Another approach has been to use the GLP-1 antagonists used for treating diabetes including Pramlintide,Exenatide and Symylin. The down side is that they have to be given by injection once or twice a day. A long acting once a week injection is being tested which may offer a lot of advantages to obese diabetics and people with morbid obesity. The drugs normalize blood sugars(but do not cause them to fall below normal), decrease gastric emptying time so a person is full longer, and may actually decrease appetite through central nervous system pathways.

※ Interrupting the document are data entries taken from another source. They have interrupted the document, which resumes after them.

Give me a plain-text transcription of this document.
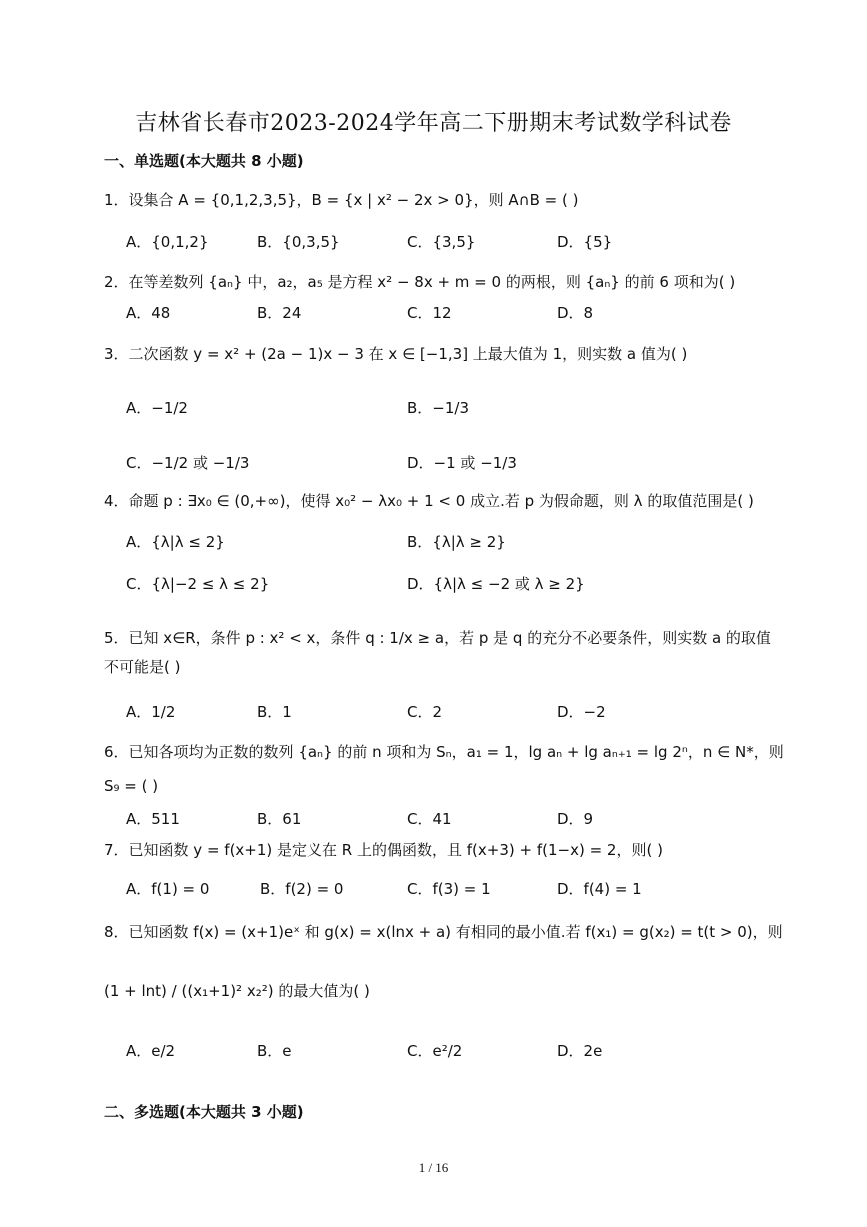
吉林省长春市2023-2024学年高二下册期末考试数学科试卷
一、单选题(本大题共 8 小题)
1．设集合 A = {0,1,2,3,5}，B = {x | x² − 2x > 0}，则 A∩B = ( )
A．{0,1,2}	B．{0,3,5}	C．{3,5}	D．{5}
2．在等差数列 {aₙ} 中，a₂，a₅ 是方程 x² − 8x + m = 0 的两根，则 {aₙ} 的前 6 项和为( )
A．48	B．24	C．12	D．8
3．二次函数 y = x² + (2a − 1)x − 3 在 x ∈ [−1,3] 上最大值为 1，则实数 a 值为( )
A．−1/2	B．−1/3
C．−1/2 或 −1/3	D．−1 或 −1/3
4．命题 p : ∃x₀ ∈ (0,+∞)，使得 x₀² − λx₀ + 1 < 0 成立.若 p 为假命题，则 λ 的取值范围是( )
A．{λ|λ ≤ 2}	B．{λ|λ ≥ 2}
C．{λ|−2 ≤ λ ≤ 2}	D．{λ|λ ≤ −2 或 λ ≥ 2}
5．已知 x∈R，条件 p : x² < x，条件 q : 1/x ≥ a，若 p 是 q 的充分不必要条件，则实数 a 的取值
不可能是( )
A．1/2	B．1	C．2	D．−2
6．已知各项均为正数的数列 {aₙ} 的前 n 项和为 Sₙ，a₁ = 1，lg aₙ + lg aₙ₊₁ = lg 2ⁿ，n ∈ N*，则
S₉ = ( )
A．511	B．61	C．41	D．9
7．已知函数 y = f(x+1) 是定义在 R 上的偶函数，且 f(x+3) + f(1−x) = 2，则( )
A．f(1) = 0	B．f(2) = 0	C．f(3) = 1	D．f(4) = 1
8．已知函数 f(x) = (x+1)eˣ 和 g(x) = x(lnx + a) 有相同的最小值.若 f(x₁) = g(x₂) = t(t > 0)，则
(1 + lnt) / ((x₁+1)² x₂²) 的最大值为( )
A．e/2	B．e	C．e²/2	D．2e
二、多选题(本大题共 3 小题)
1 / 16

Every pharmaceutical company is looking at this market, and no doubt in the next few years, new and exciting medication will be available to assist the overweight person. However, medications are only helpers, not much different than bariatric sugery in that people still need to pay attention to the food and move around more.If you are considering medications, you need to see a physician who is experienced with these medications.They are prescription medications (except for Alli) and all have significant side effects if not taken corrrectly.
Buying these kinds of drugs on the Internet is dangerous, you don't know what is the best drug for you nor do you have any idea even what you are buying. Visit an M.D. or D.O., weight loss is a serious business. Treat your body as carefully as you take care of your computer or car. You will also save a lot of money, Internet prices are often four to five times what you would pay in a drugstore!